Open APIs take this further. Instead of forcing AI to navigate flawed human interfaces, APIs let it request and receive exactly what it needs in a clean, structured format. That’s how you maintain control of your content while also enabling AI to work efficiently with your systems.
This type of work doesn’t create instant ROI. But without it, you’re building digital infrastructure that no longer functions in today’s AI-influenced reality. For executives, this is where transformation starts, under the surface, at the code and protocol level. It’s operational, not optional.
Rapid shifts in consumer behavior are driving a prolonged transitional phase in digital engagement strategies
Customer behavior is no longer predictable in the traditional sense. AI assistants are now influencing how people search, decide, act, and convert. But the infrastructure most brands are using wasn’t built for this level of automated interaction. That gap between expectation and capability is widening, and it’s going to stay that way for a while.
Consumers are increasingly asking AI to take action for them, place orders, make reservations, find services, even solve technical problems. But most brand systems weren’t designed to handle those requests without human input. The result is a transitional state: a mix of old user interfaces and new AI behaviors, overlapping and sometimes clashing.
Jason Maynard, CTO at Zendesk, points out that we’re in a “messy middle.” AI is moving fast, but the platforms businesses rely on are still catching up. The infrastructure to fully support AI-mediated customer journeys just isn’t there yet. So we’re working with both human interfaces and machine logic at the same time.
That’s not a reason to pause. It’s a reality check. Leaders need to guide strategy through this phase with flexibility. This period offers an opportunity to experiment across channels, test AI integrations, and make foundational upgrades, without a single blueprint, because there isn’t one yet.
Customer expectations are evolving whether your systems are ready or not. Brands that iterate through this transition, rather than wait for clarity, are going to outperform. Success here comes from doing, learning, and adapting faster than the change itself. That’s where competitive advantage is being built right now.
Recap
This shift isn’t coming, it’s already here. AI assistants are driving a fundamental change in how people interact with digital products and services. The platforms you’ve built over the last decade weren’t designed for this kind of interface, and if they’re not rebuilt now, they’ll become invisible.

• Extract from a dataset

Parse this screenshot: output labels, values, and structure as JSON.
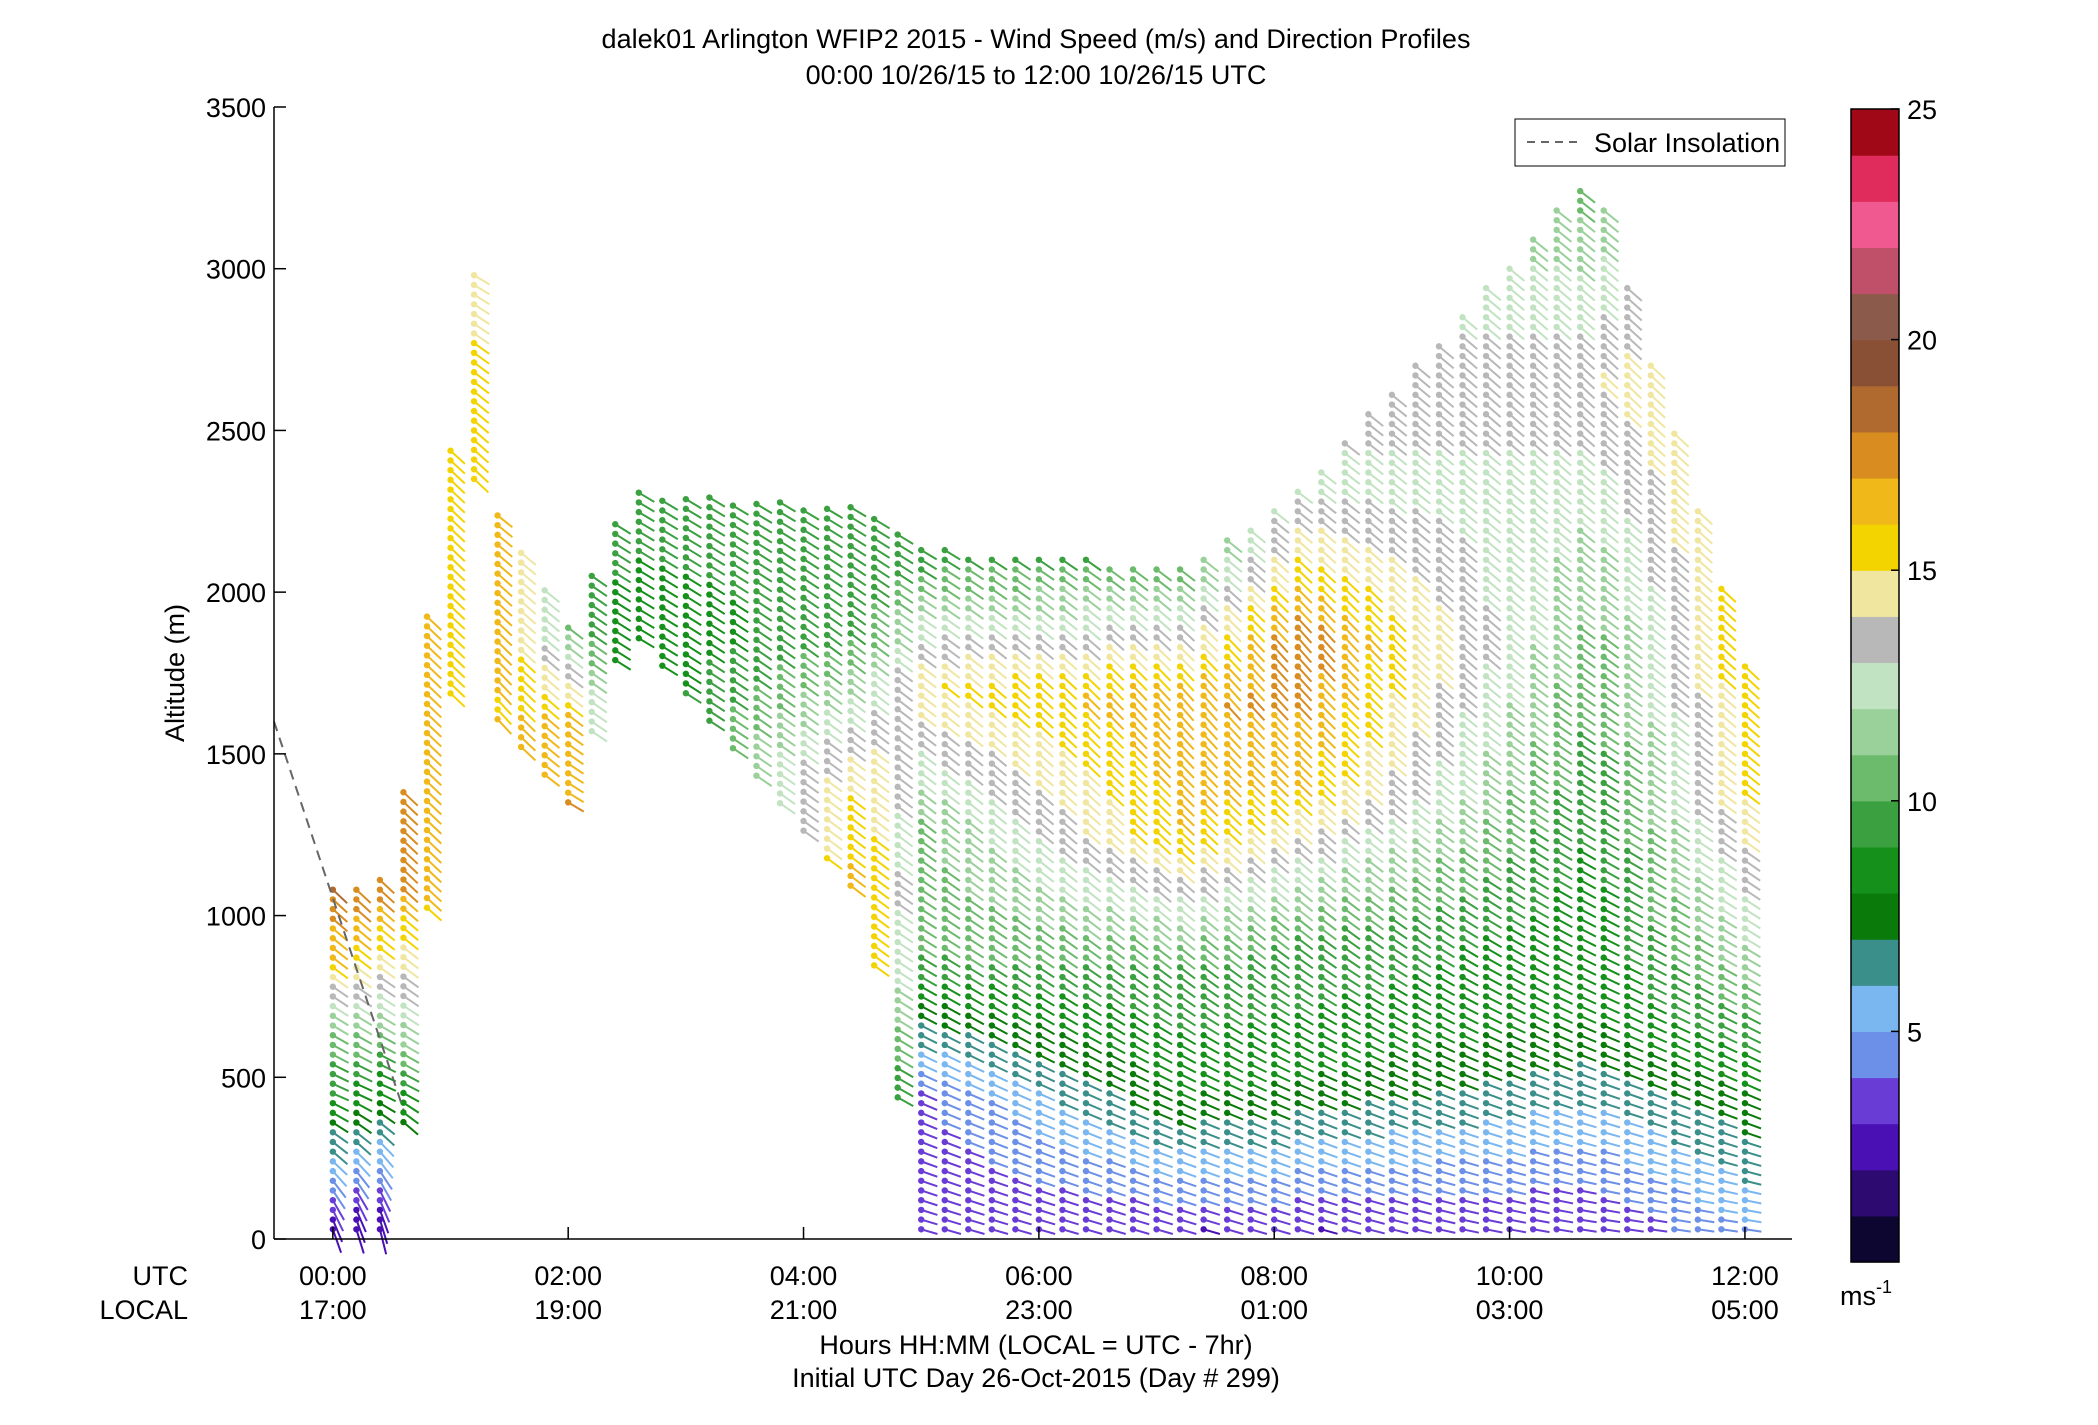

This isn’t about keeping up with a trend. It’s about remaining accessible in an AI-driven world where machines decide what’s seen, recommended, and transacted. The old rules of SEO and UX don’t apply anymore. Visibility now depends on structure, semantics, and whether your platform can speak the language of AI.
For executives, the opportunity is clear: lead the transition while others hesitate. Invest in infrastructure. Prioritize machine readability. Make every digital asset usable by both humans and AI, because soon, the AI will be the only interface that matters.
Wait too long, and you’re building in silence. Move early, and you’re part of the next layer of growth. The future is already choosing what it listens to. Make sure it can hear you.